The rock comprising the bulk of a boulder is riddled with large cracks called septaria that radiate outward from a hollow core lined with scalenohedral calcite crystals. The process or processes that created septaria within Moeraki Boulders, and in other septarian concretions, remain an unresolved matter for which a number of possible explanations have been proposed. These cracks radiate and thin outward from the centre of the typical boulder and are typically filled with an outer (early stage) layer of brown calcite and an inner (late stage) layer of yellow calcite spar, which often, but not always, completely fills the cracks. Rare Moeraki Boulders have a very thin innermost (latest stage) layer of dolomite and quartz covering the yellow calcite spar.

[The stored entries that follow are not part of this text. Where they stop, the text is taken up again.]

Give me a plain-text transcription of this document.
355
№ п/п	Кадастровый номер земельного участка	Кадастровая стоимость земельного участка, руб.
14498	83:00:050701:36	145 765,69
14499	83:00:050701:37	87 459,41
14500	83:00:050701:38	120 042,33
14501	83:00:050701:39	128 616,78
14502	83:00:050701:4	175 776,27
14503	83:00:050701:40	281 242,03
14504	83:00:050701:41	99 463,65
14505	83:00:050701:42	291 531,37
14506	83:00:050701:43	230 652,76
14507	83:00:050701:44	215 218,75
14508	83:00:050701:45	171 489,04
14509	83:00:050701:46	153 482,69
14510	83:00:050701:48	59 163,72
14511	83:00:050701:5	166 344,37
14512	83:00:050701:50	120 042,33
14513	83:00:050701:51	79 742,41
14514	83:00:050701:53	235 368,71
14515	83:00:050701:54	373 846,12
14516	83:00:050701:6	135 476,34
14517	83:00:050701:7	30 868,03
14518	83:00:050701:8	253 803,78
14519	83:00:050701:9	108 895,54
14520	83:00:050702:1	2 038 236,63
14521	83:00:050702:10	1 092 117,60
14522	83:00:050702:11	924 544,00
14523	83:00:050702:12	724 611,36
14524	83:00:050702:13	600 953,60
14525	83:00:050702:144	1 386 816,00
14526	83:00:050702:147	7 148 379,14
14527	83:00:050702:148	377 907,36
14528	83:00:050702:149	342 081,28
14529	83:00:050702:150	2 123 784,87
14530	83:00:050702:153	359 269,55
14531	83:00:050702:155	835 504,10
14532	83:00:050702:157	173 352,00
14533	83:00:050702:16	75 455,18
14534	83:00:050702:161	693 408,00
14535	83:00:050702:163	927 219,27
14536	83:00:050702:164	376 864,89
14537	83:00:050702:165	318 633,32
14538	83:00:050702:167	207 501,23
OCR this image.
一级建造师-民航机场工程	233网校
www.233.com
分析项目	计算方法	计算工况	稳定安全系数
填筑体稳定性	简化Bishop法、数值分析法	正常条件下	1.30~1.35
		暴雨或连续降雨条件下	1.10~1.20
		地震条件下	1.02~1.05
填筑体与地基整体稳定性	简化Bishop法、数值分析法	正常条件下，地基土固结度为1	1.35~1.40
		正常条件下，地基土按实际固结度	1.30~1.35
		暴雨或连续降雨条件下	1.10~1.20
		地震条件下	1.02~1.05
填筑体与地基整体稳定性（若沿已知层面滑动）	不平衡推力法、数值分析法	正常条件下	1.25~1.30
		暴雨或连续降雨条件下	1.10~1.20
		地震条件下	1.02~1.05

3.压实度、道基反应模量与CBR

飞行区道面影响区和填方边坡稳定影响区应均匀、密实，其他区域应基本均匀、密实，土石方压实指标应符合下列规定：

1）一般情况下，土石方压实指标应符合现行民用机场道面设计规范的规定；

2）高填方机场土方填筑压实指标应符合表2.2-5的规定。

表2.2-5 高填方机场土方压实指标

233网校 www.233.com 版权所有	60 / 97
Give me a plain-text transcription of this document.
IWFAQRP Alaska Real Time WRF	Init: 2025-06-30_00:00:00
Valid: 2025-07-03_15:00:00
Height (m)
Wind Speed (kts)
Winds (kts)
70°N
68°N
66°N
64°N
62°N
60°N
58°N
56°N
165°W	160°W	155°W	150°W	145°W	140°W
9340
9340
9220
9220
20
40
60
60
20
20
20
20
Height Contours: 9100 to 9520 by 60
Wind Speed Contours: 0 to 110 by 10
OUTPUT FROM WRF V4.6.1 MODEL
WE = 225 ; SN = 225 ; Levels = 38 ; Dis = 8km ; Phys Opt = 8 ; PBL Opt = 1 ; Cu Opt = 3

The composition of the Moeraki Boulders and the septaria that they contain are typical of, often virtually identical to, septarian concretions that have been found in exposures of sedimentary rocks in New Zealand and elsewhere. Smaller but otherwise very similar septarian concretions are found within exposures of sedimentary rocks elsewhere in New Zealand. Similar septarian concretions have been found in the Kimmeridge Clay and Oxford Clay of England, and at many other locations worldwide.
Origin The Moeraki Boulders are concretions created by the cementation of the Paleocene mudstone of the Moeraki Formation, from which they have been exhumed by coastal erosion. The main body of the boulders started forming in what was then marine mud, near the surface of the Paleocene seafloor. This is demonstrated by studies of their composition; specifically the magnesium and iron content, and stable isotopes of oxygen and carbon. Their spherical shape indicates that the source of calcium was mass diffusion, as opposed to fluid flow. The larger boulders, 2 metres (6.6 ft) in diameter, are estimated to have taken 4 to 5.5 million years to grow while 10 to 50 metres (33 to 164 ft) of marine mud accumulated on the seafloor above them. After the concretions formed, large cracks known as septaria formed in them. Brown calcite, yellow calcite, and small amounts of dolomite and quartz progressively filled these cracks when a sea level drop allowed fresh groundwater to flow through the mudstone enclosing them.
In 1848, Walter Mantell sketched the beach and its boulders, more numerous than now. The picture is now in the Alexander Turnbull Library in Wellington.